Il riferimento è sempre, anzitutto, a quell’incidente ai Paesi Baschi del 2024?
"Sì, e mi spiego. Ero già tornato a vincere, a salire sul podio del Tour. E avevo conquistato l’ultima Vuelta. Risultati importantissimi. Ma solo ora mi sento essere tornato quello di prima, o anche meglio di prima. Devo ringraziare il Giro, per questo. Lungo queste tre settimane, anzi quasi un mese, mi sono sentito rinascere".
Una curiosità: la sua esultanza di sabato a Piancavallo, con le braccia così larghe, ha ricordato il tipico modo di festeggiare di Marco Pantani. È solo una coincidenza?
"Sì, lo è. Non è la prima volta che celebro così, quando ho potuto l’ho fatto quasi sempre negli ultimi tre anni. Non c’è un motivo vero e proprio, se non quello di sottolineare la mia felicità e voler simboleggiare tutto il lavoro che c’è dietro, non solo mio".
Il momento più bello del Giro?
"Il successo di Sepp Kuss vale i miei cinque. In generale, sceglierei l’atmosfera che c’è stata in squadra per tutto il tempo, le vibrazioni positive che ci siamo trasmessi a vicenda. Ci sono cose che dalla televisione non si possono capire".
Per esempio?
"Il ciclismo non è come la playstation. Non è un videogioco dove si usano dei pulsanti. In questo sport la differenza si fa con la spinta nelle gambe, e non tutti i giorni hai la forza per farlo al meglio. Eppure, con la squadra siamo riusciti a controllare il Giro d’Italia alla perfezione. Significa tanto".
Ha realizzato la portata dell’impresa?
"Non ancora. Credo di avere bisogno di un po’ più di tempo".
Aveva vinto a Carì nel giorno del 58° compleanno di Federico X, il re di Danimarca. Lo ha sentito in questi giorni?
"Sì, mi ha chiamato giusto prima dell’ultima tappa. È sempre un onore, ho avuto il privilegio anche di incontrarlo di persona qualche volta ma... non per questo è stato meno speciale".
Questo è un periodo storico speciale per il ciclismo: lei e Pogacar dominate i grandi giri, poi ci sono Evenepoel, Van der Poel, Van Aert… Un onore farne parte?
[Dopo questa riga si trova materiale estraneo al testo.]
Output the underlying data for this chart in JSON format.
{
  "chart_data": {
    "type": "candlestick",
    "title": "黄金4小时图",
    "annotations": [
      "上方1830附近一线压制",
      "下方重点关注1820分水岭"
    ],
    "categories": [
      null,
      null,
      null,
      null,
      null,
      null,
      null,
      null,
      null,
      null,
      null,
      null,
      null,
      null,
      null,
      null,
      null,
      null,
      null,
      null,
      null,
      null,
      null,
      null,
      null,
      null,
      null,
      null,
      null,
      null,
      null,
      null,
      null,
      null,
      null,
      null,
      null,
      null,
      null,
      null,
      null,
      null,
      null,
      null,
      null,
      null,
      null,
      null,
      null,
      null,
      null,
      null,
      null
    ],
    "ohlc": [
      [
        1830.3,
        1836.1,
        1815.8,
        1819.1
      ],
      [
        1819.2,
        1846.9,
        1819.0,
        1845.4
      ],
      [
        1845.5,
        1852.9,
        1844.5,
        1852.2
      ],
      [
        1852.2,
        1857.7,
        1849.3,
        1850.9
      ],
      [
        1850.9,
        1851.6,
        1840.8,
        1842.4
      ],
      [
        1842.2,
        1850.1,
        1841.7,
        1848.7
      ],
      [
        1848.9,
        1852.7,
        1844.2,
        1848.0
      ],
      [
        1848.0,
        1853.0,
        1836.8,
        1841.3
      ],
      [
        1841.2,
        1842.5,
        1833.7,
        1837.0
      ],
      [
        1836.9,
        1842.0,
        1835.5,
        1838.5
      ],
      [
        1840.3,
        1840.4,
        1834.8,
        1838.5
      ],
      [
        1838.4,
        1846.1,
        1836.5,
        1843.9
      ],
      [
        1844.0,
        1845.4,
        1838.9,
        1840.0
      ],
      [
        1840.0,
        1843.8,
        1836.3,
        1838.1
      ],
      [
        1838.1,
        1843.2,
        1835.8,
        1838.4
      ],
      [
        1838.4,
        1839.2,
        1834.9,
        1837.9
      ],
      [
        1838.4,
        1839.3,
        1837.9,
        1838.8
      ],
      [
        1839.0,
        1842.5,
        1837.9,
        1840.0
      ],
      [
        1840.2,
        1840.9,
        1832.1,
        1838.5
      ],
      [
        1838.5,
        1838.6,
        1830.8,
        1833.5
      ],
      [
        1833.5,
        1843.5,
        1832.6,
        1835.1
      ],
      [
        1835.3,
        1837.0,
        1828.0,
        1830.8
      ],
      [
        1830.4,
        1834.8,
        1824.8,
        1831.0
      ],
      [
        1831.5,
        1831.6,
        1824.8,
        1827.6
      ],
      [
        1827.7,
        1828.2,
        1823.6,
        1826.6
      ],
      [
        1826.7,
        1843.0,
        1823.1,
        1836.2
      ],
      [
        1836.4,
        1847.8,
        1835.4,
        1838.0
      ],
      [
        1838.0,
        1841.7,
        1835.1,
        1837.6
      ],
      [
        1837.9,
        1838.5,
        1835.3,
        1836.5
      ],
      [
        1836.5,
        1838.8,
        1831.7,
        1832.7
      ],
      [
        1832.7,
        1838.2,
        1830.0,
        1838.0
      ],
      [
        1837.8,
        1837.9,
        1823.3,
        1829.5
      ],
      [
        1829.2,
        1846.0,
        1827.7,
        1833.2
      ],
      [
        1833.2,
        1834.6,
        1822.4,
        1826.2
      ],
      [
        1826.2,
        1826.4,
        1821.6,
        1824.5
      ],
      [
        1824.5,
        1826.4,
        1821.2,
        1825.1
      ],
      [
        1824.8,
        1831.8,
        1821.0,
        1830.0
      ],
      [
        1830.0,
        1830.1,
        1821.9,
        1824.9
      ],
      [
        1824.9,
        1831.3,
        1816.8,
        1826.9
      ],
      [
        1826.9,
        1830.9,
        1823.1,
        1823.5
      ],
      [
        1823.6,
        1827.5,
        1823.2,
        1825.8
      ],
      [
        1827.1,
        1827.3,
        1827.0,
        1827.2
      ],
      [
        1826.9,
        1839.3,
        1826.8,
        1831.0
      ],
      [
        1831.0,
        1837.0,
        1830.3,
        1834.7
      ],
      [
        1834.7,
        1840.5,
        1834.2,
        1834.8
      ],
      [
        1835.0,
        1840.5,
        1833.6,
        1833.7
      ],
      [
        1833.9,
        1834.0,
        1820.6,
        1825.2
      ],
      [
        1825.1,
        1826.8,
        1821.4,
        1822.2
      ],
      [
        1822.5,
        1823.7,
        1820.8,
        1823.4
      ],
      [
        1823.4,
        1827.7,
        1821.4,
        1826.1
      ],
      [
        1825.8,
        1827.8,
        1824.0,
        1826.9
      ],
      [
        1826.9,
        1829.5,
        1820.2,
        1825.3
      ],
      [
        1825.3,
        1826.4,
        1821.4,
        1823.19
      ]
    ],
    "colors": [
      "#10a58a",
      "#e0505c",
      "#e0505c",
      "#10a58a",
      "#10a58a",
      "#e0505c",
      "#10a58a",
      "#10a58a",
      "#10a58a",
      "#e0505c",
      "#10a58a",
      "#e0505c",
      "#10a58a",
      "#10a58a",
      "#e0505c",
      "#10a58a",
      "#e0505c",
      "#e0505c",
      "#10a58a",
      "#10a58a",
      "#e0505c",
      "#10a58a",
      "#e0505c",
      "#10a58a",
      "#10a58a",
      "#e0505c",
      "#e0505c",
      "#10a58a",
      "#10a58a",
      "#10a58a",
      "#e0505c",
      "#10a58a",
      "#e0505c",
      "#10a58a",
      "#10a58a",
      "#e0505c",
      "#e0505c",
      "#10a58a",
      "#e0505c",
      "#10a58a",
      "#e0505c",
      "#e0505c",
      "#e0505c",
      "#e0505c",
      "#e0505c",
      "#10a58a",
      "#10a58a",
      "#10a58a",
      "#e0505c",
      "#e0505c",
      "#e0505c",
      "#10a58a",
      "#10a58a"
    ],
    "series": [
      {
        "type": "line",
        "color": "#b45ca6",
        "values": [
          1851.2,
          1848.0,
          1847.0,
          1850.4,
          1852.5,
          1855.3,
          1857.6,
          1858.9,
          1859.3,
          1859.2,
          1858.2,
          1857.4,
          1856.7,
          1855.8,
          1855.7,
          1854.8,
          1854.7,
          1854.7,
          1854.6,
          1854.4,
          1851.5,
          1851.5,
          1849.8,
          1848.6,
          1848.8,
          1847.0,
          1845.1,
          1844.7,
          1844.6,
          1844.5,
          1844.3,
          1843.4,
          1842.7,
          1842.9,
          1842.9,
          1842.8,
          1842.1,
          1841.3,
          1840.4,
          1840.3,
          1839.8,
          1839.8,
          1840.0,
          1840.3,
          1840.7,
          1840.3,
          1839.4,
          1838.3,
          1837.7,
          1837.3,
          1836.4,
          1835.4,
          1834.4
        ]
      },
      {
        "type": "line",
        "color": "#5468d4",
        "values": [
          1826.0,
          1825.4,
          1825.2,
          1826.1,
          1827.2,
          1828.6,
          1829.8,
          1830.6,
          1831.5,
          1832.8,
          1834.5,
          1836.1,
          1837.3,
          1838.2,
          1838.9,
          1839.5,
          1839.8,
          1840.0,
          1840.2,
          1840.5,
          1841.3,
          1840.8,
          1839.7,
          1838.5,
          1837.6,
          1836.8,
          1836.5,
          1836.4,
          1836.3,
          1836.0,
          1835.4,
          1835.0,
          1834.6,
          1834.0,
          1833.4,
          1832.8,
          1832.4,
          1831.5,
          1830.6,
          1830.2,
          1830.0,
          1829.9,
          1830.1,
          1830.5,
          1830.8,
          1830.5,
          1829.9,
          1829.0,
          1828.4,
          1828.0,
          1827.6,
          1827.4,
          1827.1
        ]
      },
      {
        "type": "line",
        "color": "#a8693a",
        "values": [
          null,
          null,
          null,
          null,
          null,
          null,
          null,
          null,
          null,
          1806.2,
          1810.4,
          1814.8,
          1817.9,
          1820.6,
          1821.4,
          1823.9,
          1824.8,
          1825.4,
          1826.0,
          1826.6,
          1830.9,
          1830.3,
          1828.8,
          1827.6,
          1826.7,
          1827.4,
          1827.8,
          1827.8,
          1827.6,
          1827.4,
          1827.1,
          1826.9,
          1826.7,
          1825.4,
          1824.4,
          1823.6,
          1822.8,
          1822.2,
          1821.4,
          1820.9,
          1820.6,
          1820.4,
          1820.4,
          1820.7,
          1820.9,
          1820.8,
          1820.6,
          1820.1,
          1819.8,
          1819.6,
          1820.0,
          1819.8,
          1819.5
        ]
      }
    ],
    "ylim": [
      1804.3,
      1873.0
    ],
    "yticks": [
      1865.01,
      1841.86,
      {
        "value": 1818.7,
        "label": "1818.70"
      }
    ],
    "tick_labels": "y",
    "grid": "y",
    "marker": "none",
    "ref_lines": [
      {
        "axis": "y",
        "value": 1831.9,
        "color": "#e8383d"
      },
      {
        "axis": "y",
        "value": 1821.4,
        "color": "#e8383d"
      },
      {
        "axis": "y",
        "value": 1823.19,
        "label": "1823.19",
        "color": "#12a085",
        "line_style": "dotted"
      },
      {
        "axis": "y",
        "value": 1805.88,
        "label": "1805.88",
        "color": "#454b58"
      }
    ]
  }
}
"Sì. Ed è giusta questa notazione. Abbiamo un corridore come Pogacar, capace di vincere tutte le gare in un anno, non solo i grandi giri. E molto spesso le gare sono spettacolari. Credo che il pubblico si diverta molto".
Prima delle brevi e meritate vacanze, le chiediamo: con il Giro nelle gambe, non sarà più difficile ambire alla maglia gialla?
"Io penso il contrario. Ho già notato che, se faccio due grandi giri consecutivamente, nel secondo vado più forte. Il tempo lo dirà, però da questo Giro sono uscito bene, in netta crescita rispetto a quando l’ho iniziato. Lo considero il migliore degli auspici. Abbiamo deciso, con la squadra, di tentare la doppietta Giro-Tour a novembre. Ora siamo a metà dell’opera, e ci crediamo più che mai".